Morals.
Youthful minds, like the pliant wax, are susceptible of the most lasting impressions, and the good or evil bias they then receive is seldom or ever eradicated.
Fathers and mothers! train your children’s youth
To virtue, honour, honesty, and truth;
Dreadful! to bring about your child’s damnation,
And give your sons a Tyburn education.
Reflection.
Notwithstanding the great innate depravity of mankind, one need not scruple to affirm, that most of the wickedness, which is so frequent and so pernicious in the world, arises from a bad education; and that the child is obliged either to the example or connivance of its parents, for most of the vicious habits which it wears through the course of its future life.

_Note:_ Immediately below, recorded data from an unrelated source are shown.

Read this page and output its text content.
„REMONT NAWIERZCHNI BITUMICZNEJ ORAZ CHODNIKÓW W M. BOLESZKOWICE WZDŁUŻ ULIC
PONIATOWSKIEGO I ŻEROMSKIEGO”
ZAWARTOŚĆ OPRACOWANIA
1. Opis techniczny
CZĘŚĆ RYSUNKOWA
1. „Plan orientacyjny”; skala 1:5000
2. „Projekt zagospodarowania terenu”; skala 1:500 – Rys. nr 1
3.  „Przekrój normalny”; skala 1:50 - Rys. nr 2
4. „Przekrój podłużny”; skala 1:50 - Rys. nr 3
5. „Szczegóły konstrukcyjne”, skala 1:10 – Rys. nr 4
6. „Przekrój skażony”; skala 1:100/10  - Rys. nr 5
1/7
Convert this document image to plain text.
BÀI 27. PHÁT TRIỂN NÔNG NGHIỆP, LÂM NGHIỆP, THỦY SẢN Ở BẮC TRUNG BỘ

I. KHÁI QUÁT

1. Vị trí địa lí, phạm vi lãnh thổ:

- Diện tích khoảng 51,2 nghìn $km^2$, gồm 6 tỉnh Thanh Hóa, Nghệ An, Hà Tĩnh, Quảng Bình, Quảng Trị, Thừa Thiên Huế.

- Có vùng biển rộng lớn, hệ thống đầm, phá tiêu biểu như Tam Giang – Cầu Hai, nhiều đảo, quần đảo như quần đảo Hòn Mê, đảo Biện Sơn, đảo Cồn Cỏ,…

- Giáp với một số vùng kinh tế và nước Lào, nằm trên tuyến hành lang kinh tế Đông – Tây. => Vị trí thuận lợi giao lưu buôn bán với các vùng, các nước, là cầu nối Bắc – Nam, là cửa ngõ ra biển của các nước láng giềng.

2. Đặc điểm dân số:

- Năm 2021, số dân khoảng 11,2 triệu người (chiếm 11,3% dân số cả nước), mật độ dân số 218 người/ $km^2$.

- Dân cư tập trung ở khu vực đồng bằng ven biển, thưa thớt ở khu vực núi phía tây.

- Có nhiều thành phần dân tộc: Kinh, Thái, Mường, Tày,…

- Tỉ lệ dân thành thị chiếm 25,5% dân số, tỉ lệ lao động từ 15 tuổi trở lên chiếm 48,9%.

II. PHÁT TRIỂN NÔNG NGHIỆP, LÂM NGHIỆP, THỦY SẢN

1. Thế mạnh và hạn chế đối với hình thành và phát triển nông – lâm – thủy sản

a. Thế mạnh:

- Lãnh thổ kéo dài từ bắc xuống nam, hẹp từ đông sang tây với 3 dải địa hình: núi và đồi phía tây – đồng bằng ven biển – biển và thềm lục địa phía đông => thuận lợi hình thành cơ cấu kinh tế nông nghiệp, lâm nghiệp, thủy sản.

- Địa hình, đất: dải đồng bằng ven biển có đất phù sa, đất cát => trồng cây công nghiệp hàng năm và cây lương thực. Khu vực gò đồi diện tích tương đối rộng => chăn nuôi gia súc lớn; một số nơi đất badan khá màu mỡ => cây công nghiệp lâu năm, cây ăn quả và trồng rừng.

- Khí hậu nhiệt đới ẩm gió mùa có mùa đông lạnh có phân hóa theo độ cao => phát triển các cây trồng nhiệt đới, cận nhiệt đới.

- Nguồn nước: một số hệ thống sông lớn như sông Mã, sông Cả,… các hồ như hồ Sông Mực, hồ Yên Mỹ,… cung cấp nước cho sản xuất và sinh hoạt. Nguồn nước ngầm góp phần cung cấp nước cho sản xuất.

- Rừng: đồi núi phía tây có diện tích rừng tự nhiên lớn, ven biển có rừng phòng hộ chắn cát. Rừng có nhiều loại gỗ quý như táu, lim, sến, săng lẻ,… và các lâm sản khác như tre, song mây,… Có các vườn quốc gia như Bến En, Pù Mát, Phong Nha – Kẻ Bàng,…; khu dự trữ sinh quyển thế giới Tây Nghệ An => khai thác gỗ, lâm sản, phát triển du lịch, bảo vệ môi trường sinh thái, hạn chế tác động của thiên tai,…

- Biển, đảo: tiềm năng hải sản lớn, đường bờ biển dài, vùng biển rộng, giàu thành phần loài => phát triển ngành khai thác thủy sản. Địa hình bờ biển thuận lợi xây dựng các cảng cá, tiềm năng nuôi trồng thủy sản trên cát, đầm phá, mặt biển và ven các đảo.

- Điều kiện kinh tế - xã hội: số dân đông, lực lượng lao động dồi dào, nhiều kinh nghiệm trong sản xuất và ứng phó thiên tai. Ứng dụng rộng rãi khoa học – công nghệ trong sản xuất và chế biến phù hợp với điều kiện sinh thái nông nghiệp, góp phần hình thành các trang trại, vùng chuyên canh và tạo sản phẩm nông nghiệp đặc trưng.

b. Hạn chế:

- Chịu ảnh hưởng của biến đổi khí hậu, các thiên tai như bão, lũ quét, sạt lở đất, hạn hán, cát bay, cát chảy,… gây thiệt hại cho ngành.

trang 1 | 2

The mind of one that is young is, like wax, soft and capable of any impression which is given it: but it is hardened by time, and the first signature grows so firm and durable, that scarce any pains or application can erase it. It is a mistaken notion in people, when they imagine that there is no occasion for regulating or restraining the actions of very young children, which though allowed to be sometimes very naughty in those of a more advanced age, are in them, they suppose, altogether innocent and inoffensive. But, however innocent they may be, as to their intention then, yet, as the practice may grow upon them unobserved, and root itself into a habit, they ought to be checked and discountenanced in their first efforts towards anything that is injurious or dishonest; that the love of virtue and the abhorrence of wrong and oppression may be let into their minds, at the same time that they receive the very first dawn of understanding, and glimmering of reason. Whatever guilt arises from the actions of one whose education has been deficient as to this point, no question but a just share of it will be laid, by the great Judge of the world, to the charge of those who were, or should have been, his instructors.